Effective onboarding and new hire surveys should be tailored to fit the organization and provide insight from questions like...

  • Was the new hire given the necessary information and resources they need to succeed in his/her new role?
  • Did the new hire meet with their supervisor or manager and were they given the opportunity to address any questions or concerns?
  • Did the employee’s supervisor or manager provide the new hire with clear job expectations?
  • Did the new hire feel comfortable and welcomed into his/her team or role?
  • Did the new hire receive proper product training or orientation in order to succeed in his/her role?

By gathering information from each new hire and tracking items such as satisfaction, manager feedback and the effectiveness of orientation processes, HR leaders and managers can maximize and optimize the investment they make in hiring and training new employees.

Best practices for onboarding & new hire surveys

When deploying any type of employee survey, care should be taken to ensure that the resulting data is actionable, that employees feel comfortable giving honest feedback, and that feedback collection is timely and relevant. As you begin deploying onboarding and new hire surveys consider the following:

  • Survey employees at the right time Consider the best time to survey employees— after their first day, their first week, first month, first 3 months, or at all of those points. Regardless of when you send your onboarding survey, waiting too long to send onboarding and new hire survey requests means losing out on valuable insights. It may be helpful to automate or schedule feedback requests so you can collect information from new hires immediately after they pass a particular orientation milestone. This will help employees recall and report on their experience in a richer and more accurate way.
  • Keep it short and to the point Completing these surveys shouldn't feel like a chore. Limit new hire or onboarding surveys to 10 questions or less, and avoid asking more than 3 open-ended questions to reduce the burden on employees. That way, you'll maximize your responses and make sure you get feedback from people with a wide range of views.
  • Measure onboarding effectiveness Don't lose sight of the real reason you're asking these onboarding survey questions. You need to ensure that new hires are ramping up as quickly as possible and begin harnessing new hires' high levels of engagement. Ultimately, your survey questions should be written to accomplish these goals.
  • Directly ask employees to identify changes they'd like to see in the onboarding and new hire process Give employees the ability to not only rate their experience, but to shape future processes. By asking and acting on feedback, you not only build a better experience for future employees, you also engage and empower current employees.
  • Make sure questions are relevant to your organization's onboarding process Tailoring your questions to mirror your organization's unique onboarding and new hire processes will result in more actionable data. While a generic question set can give you a great starting point, it is important to ensure that the themes and question wording are connected to the actual onboarding process that the survey takers have gone through.
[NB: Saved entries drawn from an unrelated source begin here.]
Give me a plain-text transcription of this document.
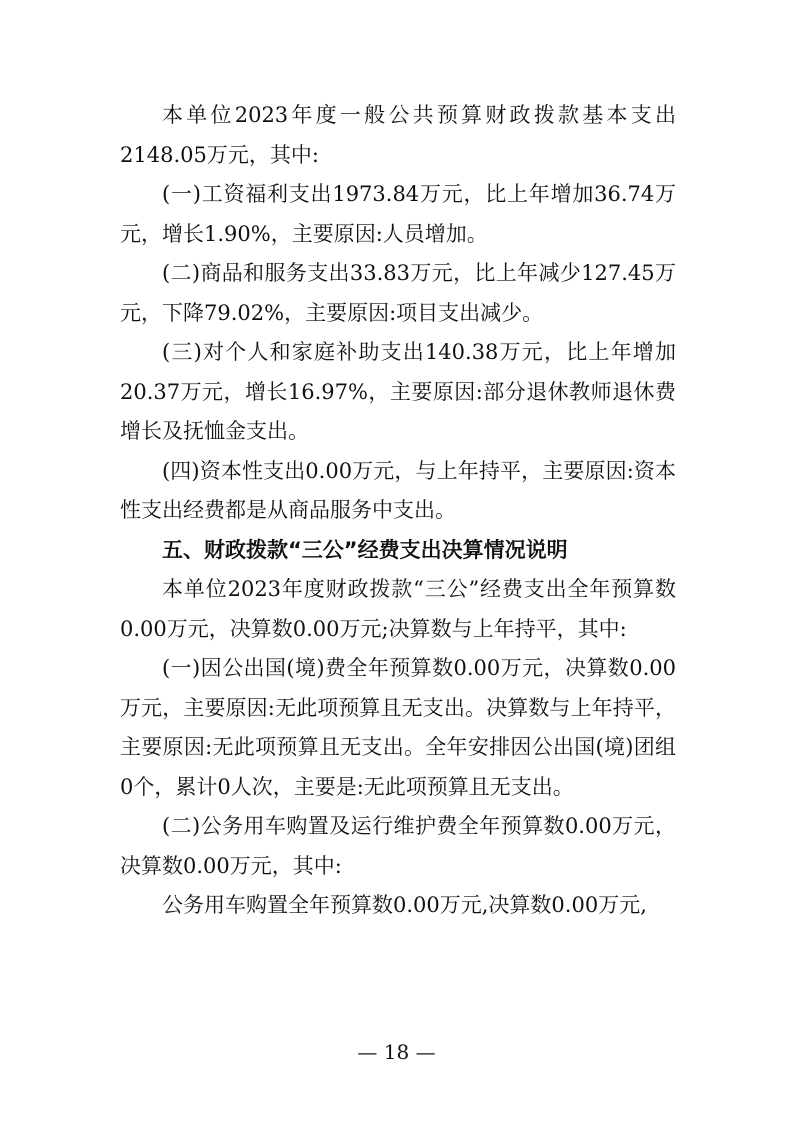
本单位2023年度一般公共预算财政拨款基本支出2148.05万元，其中:

(一)工资福利支出1973.84万元，比上年增加36.74万元，增长1.90%，主要原因:人员增加。

(二)商品和服务支出33.83万元，比上年减少127.45万元，下降79.02%，主要原因:项目支出减少。

(三)对个人和家庭补助支出140.38万元，比上年增加20.37万元，增长16.97%，主要原因:部分退休教师退休费增长及抚恤金支出。

(四)资本性支出0.00万元，与上年持平，主要原因:资本性支出经费都是从商品服务中支出。

五、财政拨款“三公”经费支出决算情况说明

本单位2023年度财政拨款“三公”经费支出全年预算数0.00万元，决算数0.00万元;决算数与上年持平，其中:

(一)因公出国(境)费全年预算数0.00万元，决算数0.00万元，主要原因:无此项预算且无支出。决算数与上年持平，主要原因:无此项预算且无支出。全年安排因公出国(境)团组0个，累计0人次，主要是:无此项预算且无支出。

(二)公务用车购置及运行维护费全年预算数0.00万元，决算数0.00万元，其中:

公务用车购置全年预算数0.00万元,决算数0.00万元,

— 18 —
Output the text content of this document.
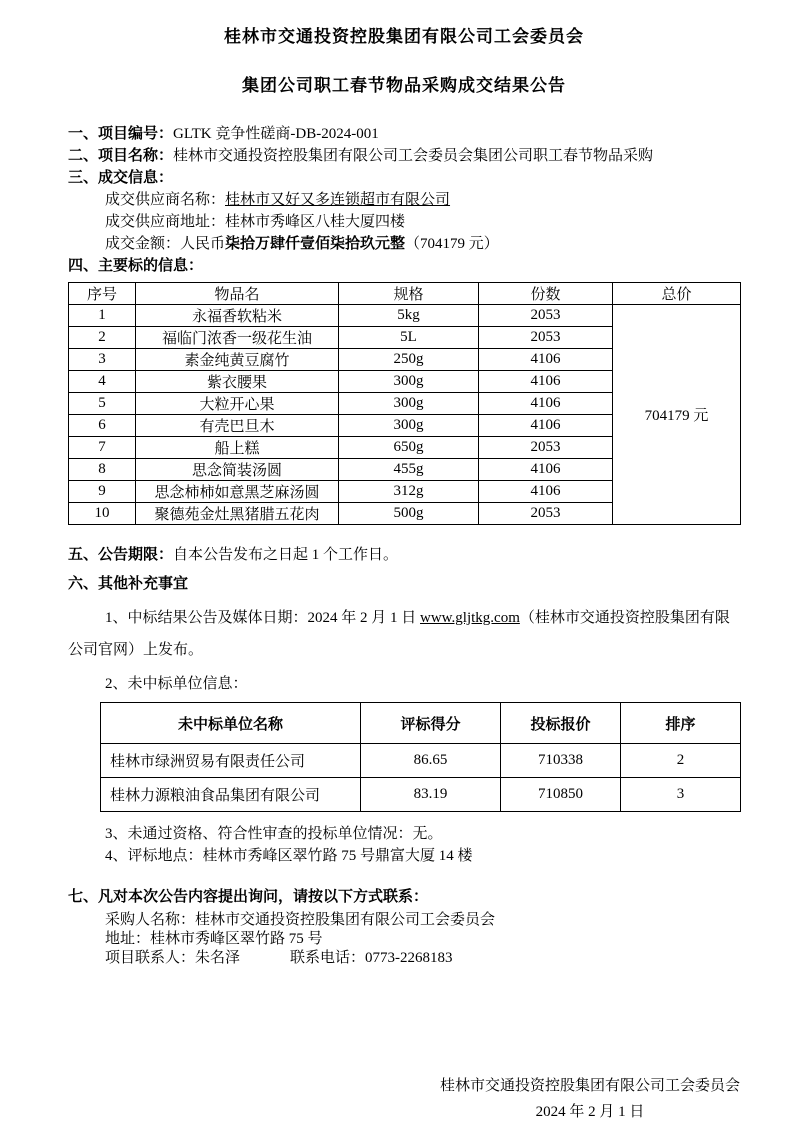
桂林市交通投资控股集团有限公司工会委员会
集团公司职工春节物品采购成交结果公告
一、项目编号：GLTK 竞争性磋商-DB-2024-001
二、项目名称：桂林市交通投资控股集团有限公司工会委员会集团公司职工春节物品采购
三、成交信息：
成交供应商名称：桂林市又好又多连锁超市有限公司
成交供应商地址：桂林市秀峰区八桂大厦四楼
成交金额：人民币柒拾万肆仟壹佰柒拾玖元整（704179 元）
四、主要标的信息：
序号	物品名	规格	份数	总价
1	永福香软粘米	5kg	2053	704179 元
2	福临门浓香一级花生油	5L	2053	
3	素金纯黄豆腐竹	250g	4106	
4	紫衣腰果	300g	4106	
5	大粒开心果	300g	4106	
6	有壳巴旦木	300g	4106	
7	船上糕	650g	2053	
8	思念简装汤圆	455g	4106	
9	思念柿柿如意黑芝麻汤圆	312g	4106	
10	聚德苑金灶黑猪腊五花肉	500g	2053	
五、公告期限：自本公告发布之日起 1 个工作日。
六、其他补充事宜
1、中标结果公告及媒体日期：2024 年 2 月 1 日 www.gljtkg.com（桂林市交通投资控股集团有限公司官网）上发布。
2、未中标单位信息：
未中标单位名称	评标得分	投标报价	排序
桂林市绿洲贸易有限责任公司	86.65	710338	2
桂林力源粮油食品集团有限公司	83.19	710850	3
3、未通过资格、符合性审查的投标单位情况：无。
4、评标地点：桂林市秀峰区翠竹路 75 号鼎富大厦 14 楼
七、凡对本次公告内容提出询问，请按以下方式联系：
采购人名称：桂林市交通投资控股集团有限公司工会委员会
地址：桂林市秀峰区翠竹路 75 号
项目联系人：朱名泽	联系电话：0773-2268183
桂林市交通投资控股集团有限公司工会委员会
2024 年 2 月 1 日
Tying onboarding & new hire data with employee engagement data

Employee engagement is a proven driver of employee productivity, attrition, revenue, and customer experience—and employee engagement starts the minute a new hire starts working at your organization. Employees are generally highly engaged in their first days with an organization so capturing employee feedback at the new hire stage of the employee lifecycle allows you to set an anchor for early tenure engagement so you can better track how engagement fluctuates over time. Understanding when and how engagement dips or changes can provide very actionable data that an organization can use to target intervention.